Waitress Joi Pack has a secret life as a mischievous clown.
by Mick Kelly . portrait by Matt Rose
Her day jobs aren’t all that somber to begin with. Joi Pack, a 61-year-old Hendersonville resident, spends most days pouring cream sodas and making ice cream sundaes for customers at Mike’s on Main, a ‘50s-style soda shop and café in downtown Hendersonville. Or she might walk next door to the Sundries Shoppe and Arcade, full of video games and a carousel pony, where she also works part-time.
But when she really wants to get silly, Pack, who changed her name from Jodi to Joi 20 years ago, gets suited up as a clown.
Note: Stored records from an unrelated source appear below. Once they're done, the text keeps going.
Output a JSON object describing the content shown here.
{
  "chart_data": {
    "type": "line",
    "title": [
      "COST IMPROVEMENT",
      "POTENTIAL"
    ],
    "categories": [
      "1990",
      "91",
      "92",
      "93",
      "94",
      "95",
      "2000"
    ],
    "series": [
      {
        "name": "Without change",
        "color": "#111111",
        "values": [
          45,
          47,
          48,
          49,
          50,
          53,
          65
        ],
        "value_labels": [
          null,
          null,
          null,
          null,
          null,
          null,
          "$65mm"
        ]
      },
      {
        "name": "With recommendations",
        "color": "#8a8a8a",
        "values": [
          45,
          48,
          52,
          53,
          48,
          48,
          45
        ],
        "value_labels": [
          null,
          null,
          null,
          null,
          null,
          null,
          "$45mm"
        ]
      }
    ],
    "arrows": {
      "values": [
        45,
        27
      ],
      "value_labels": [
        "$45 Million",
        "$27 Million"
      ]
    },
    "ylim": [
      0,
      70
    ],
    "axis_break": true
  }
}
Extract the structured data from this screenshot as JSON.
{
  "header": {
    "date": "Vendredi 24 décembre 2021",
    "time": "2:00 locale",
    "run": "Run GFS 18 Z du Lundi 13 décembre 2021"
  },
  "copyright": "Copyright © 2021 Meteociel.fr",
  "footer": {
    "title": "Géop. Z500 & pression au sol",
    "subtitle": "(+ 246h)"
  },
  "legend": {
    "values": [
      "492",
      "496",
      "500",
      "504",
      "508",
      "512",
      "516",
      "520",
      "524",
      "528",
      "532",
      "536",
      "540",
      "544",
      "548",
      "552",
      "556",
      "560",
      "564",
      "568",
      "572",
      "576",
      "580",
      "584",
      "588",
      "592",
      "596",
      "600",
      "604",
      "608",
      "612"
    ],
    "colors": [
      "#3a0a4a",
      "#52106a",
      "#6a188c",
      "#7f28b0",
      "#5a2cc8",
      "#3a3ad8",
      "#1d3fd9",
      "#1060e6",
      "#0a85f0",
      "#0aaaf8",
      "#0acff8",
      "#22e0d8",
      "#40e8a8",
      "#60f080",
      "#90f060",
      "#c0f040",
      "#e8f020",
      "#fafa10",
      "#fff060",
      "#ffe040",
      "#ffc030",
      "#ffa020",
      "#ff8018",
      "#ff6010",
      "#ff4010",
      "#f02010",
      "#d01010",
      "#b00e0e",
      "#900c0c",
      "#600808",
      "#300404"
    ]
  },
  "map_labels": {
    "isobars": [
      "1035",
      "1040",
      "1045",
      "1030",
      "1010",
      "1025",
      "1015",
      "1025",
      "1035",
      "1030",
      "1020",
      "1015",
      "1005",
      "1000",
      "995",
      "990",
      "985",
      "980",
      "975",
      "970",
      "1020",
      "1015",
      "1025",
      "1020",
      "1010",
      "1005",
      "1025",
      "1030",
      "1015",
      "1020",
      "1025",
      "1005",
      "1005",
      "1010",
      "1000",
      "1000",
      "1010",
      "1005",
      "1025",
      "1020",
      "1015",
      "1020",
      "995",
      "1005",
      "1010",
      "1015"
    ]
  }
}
Doing it right takes a while, she says. “It hurts my heart to see scary images of clowns,” Pack says, explaining that she thinks some people scare kids unintentionally, by not applying their clown makeup correctly. “The world is scary enough as it is.”
For the most part, Pack turns into Joiful the clown for kids’ birthday parties, and fundraisers at Mike’s on Main like an autism awareness night for Henderson County schools. (“It’s awesome to have a clown on staff,” says Patty Adamick, the owner of both Mike’s and the arcade next door.) Pack, already rather short, says she takes special care to stoop down even lower, so that she doesn’t intimidate young children.
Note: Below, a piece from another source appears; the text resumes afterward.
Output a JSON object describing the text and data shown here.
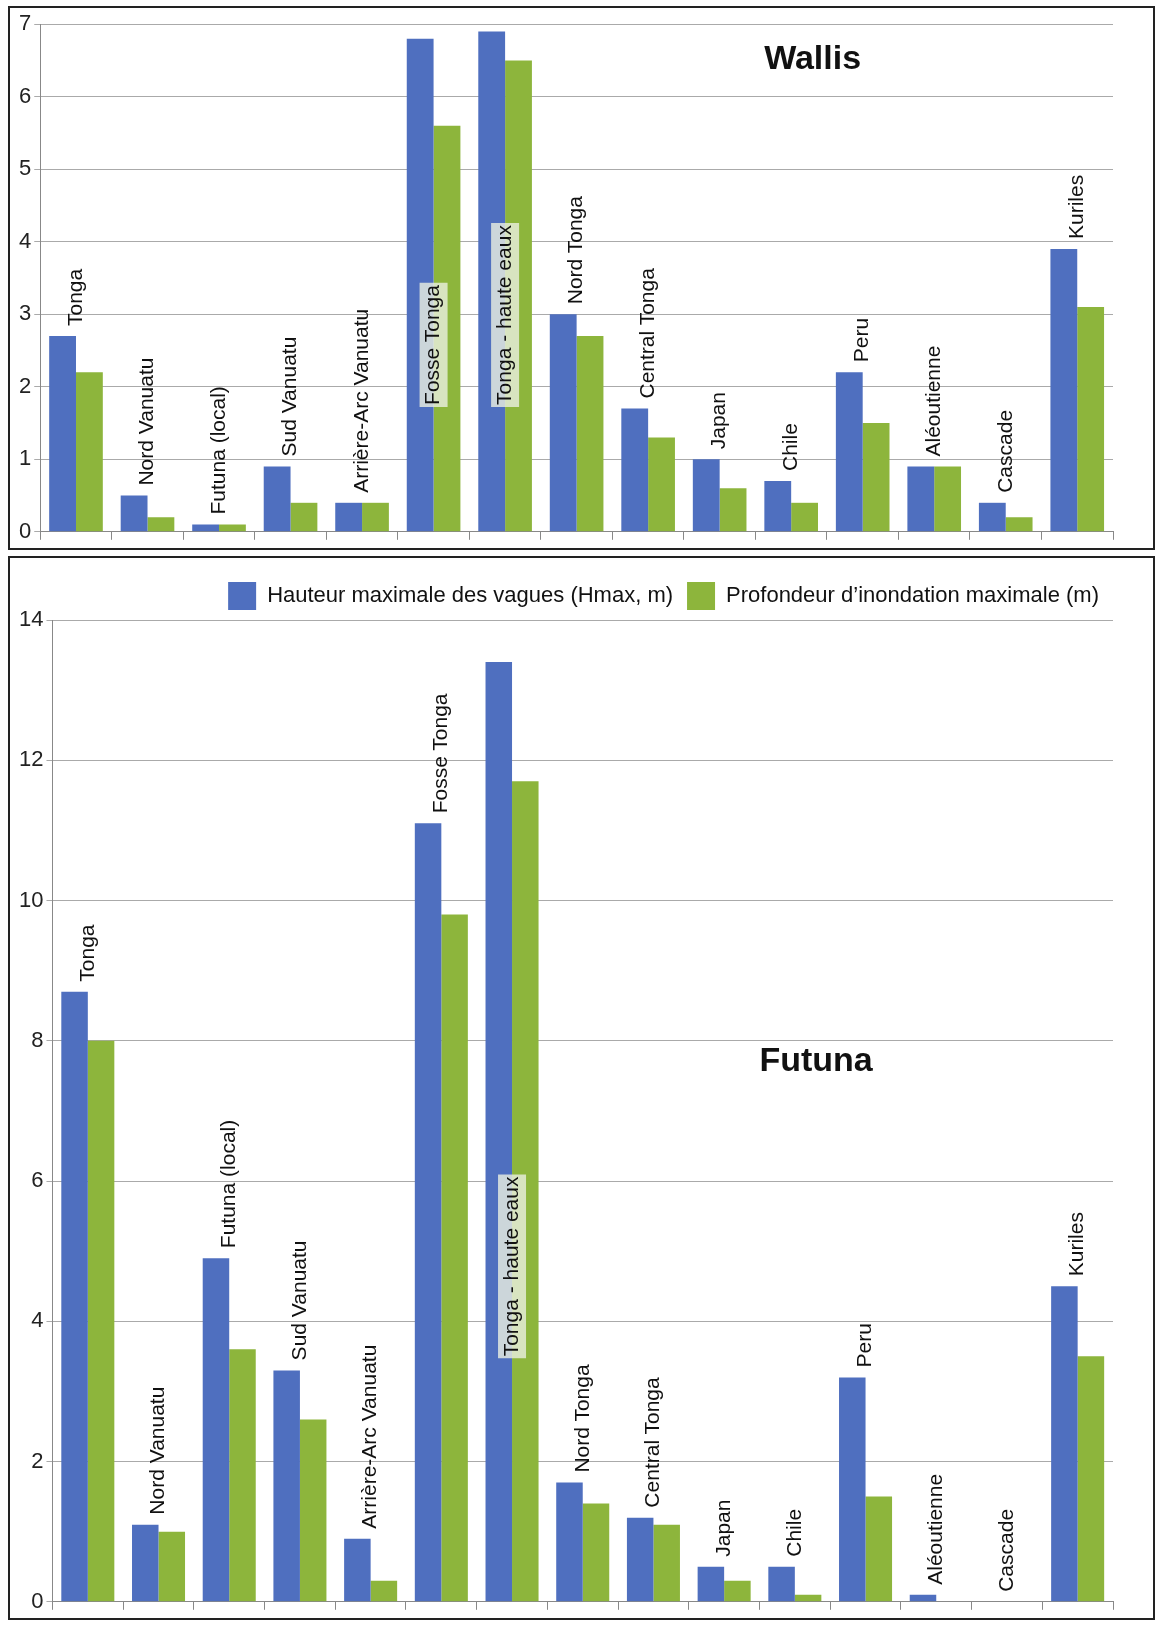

Still, when she turns into Joiful, she can give off a rather mischievous energy. “I’m a granny pin-up,” Pack said recently, posing for photographs. “Except this way, I feel good about myself afterwards.”
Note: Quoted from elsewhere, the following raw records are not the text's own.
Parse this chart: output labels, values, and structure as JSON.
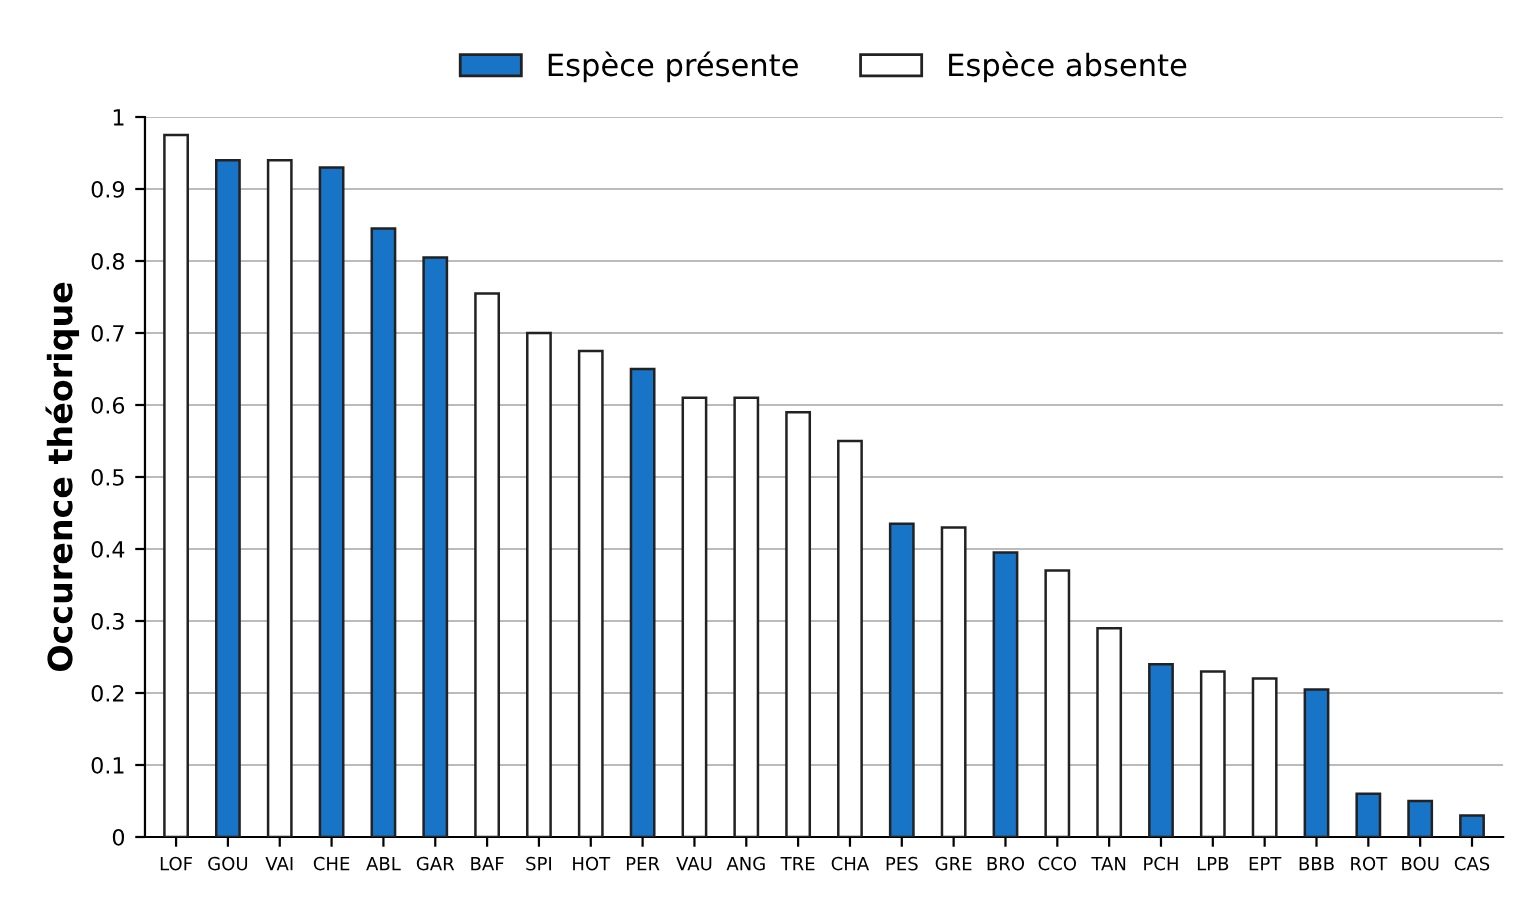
{
  "chart_data": {
    "type": "bar",
    "ylabel": "Occurence théorique",
    "categories": [
      "LOF",
      "GOU",
      "VAI",
      "CHE",
      "ABL",
      "GAR",
      "BAF",
      "SPI",
      "HOT",
      "PER",
      "VAU",
      "ANG",
      "TRE",
      "CHA",
      "PES",
      "GRE",
      "BRO",
      "CCO",
      "TAN",
      "PCH",
      "LPB",
      "EPT",
      "BBB",
      "ROT",
      "BOU",
      "CAS"
    ],
    "series": [
      {
        "name": "Espèce présente",
        "color": "#1874c6",
        "values": [
          null,
          0.94,
          null,
          0.93,
          0.845,
          0.805,
          null,
          null,
          null,
          0.65,
          null,
          null,
          null,
          null,
          0.435,
          null,
          0.395,
          null,
          null,
          0.24,
          null,
          null,
          0.205,
          0.06,
          0.05,
          0.03
        ]
      },
      {
        "name": "Espèce absente",
        "color": "#ffffff",
        "values": [
          0.975,
          null,
          0.94,
          null,
          null,
          null,
          0.755,
          0.7,
          0.675,
          null,
          0.61,
          0.61,
          0.59,
          0.55,
          null,
          0.43,
          null,
          0.37,
          0.29,
          null,
          0.23,
          0.22,
          null,
          null,
          null,
          null
        ]
      }
    ],
    "ylim": [
      0,
      1
    ],
    "yticks": [
      0,
      0.1,
      0.2,
      0.3,
      0.4,
      0.5,
      0.6,
      0.7,
      0.8,
      0.9,
      1
    ],
    "grid": "y",
    "legend": "top"
  }
}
Appropriately, Pack was voted “Most Witty” in her high school. Growing up in Winter Park, Florida, she was always interested in theater, which she majored in at Rollins College there. She moved to Western North Carolina with her first husband in 1973. She has been married twice since but is currently single. Now, her 33-year-old daughter, Spring Dungan, lives in the area, and Pack says that, between time spent with her grandchildren and time spent clowning around in downtown Hendersonville, she’s a happy gal. “Even if I’m not dressed in face,” she says, “I’m a clown in the plain-clothes division.”